The kinetics of formation and decay of acetone ketyl radicals produced by photocleavage of tert-butylperoxide in 2-propanol and the generation of electron spin polarization has been investigated with Fourier-transform electron paramagnetic resonance (FT-EPR). It is found that the evolution of the FT-EPR spectra over a time domain ranging from nanoseconds to 500 μs can be completely explained in terms of: (1) kinetics of radical formation and decay, (2) relaxation of tert-butoxy radical precursors — born with zero spin polarization via the singlet excited state of the peroxide — to thermal equilibrium, (3) spin polarization created by the radical pair mechanism involving random encounters of ketyl radicals (F-pair CIDEP), and (4) spin-lattice relaxation of the ketyl radicals.
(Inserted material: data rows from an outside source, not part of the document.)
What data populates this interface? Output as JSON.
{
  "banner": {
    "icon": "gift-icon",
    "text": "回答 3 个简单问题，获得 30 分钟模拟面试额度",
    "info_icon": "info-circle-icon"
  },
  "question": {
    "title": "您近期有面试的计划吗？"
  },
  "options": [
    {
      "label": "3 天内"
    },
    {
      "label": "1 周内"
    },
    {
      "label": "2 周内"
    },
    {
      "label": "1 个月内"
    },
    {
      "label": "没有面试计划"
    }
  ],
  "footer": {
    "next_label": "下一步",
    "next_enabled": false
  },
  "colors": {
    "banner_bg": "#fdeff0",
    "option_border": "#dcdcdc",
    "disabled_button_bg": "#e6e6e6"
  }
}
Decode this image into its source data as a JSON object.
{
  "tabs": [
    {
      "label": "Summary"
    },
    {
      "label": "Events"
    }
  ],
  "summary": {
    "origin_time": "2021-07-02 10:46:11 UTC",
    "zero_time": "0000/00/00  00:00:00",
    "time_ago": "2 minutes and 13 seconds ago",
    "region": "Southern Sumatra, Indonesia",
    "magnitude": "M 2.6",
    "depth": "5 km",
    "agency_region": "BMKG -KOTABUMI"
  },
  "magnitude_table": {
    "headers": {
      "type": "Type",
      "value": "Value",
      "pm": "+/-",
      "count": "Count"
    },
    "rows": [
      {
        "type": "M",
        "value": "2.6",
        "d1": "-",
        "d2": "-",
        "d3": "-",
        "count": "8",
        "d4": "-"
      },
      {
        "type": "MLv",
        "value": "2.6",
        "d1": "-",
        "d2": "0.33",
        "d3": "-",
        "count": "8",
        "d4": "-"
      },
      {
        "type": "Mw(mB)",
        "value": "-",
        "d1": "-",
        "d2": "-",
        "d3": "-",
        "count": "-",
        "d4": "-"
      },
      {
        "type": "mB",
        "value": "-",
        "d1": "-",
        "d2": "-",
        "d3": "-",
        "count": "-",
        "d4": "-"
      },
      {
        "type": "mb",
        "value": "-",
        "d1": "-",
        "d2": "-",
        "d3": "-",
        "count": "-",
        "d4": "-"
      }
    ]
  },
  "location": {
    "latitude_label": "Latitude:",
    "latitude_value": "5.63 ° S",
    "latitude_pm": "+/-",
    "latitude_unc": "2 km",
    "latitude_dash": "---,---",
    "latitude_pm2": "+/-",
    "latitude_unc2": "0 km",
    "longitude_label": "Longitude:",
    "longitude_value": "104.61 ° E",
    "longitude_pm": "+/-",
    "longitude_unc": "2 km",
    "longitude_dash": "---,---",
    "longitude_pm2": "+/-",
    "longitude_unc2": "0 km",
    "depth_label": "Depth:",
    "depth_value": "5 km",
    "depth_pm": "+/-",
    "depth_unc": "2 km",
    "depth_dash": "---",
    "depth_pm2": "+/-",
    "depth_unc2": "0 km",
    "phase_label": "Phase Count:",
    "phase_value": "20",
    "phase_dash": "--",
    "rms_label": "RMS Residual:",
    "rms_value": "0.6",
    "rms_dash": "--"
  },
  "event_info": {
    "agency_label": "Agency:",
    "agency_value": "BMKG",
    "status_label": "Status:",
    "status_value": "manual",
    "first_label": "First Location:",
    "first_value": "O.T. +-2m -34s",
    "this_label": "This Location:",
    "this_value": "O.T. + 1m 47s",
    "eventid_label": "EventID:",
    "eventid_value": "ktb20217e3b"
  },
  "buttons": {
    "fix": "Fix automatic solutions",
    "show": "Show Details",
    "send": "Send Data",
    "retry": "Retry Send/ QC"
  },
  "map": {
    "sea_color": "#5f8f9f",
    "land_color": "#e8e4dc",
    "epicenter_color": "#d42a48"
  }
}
A detailed numerical analysis of the time dependence of the amplitudes of the central three hyperfine components in the spectrum of the ketyl radical gives a value of 85±30 ns for the spin—lattice relaxation time of the tert-butoxy radical. The analysis also gives the value of the pseudo-first-order hydrogen abstraction rate constant (2.5 × 10 7 s −1) and the magnitude of the F-pair spin polarization.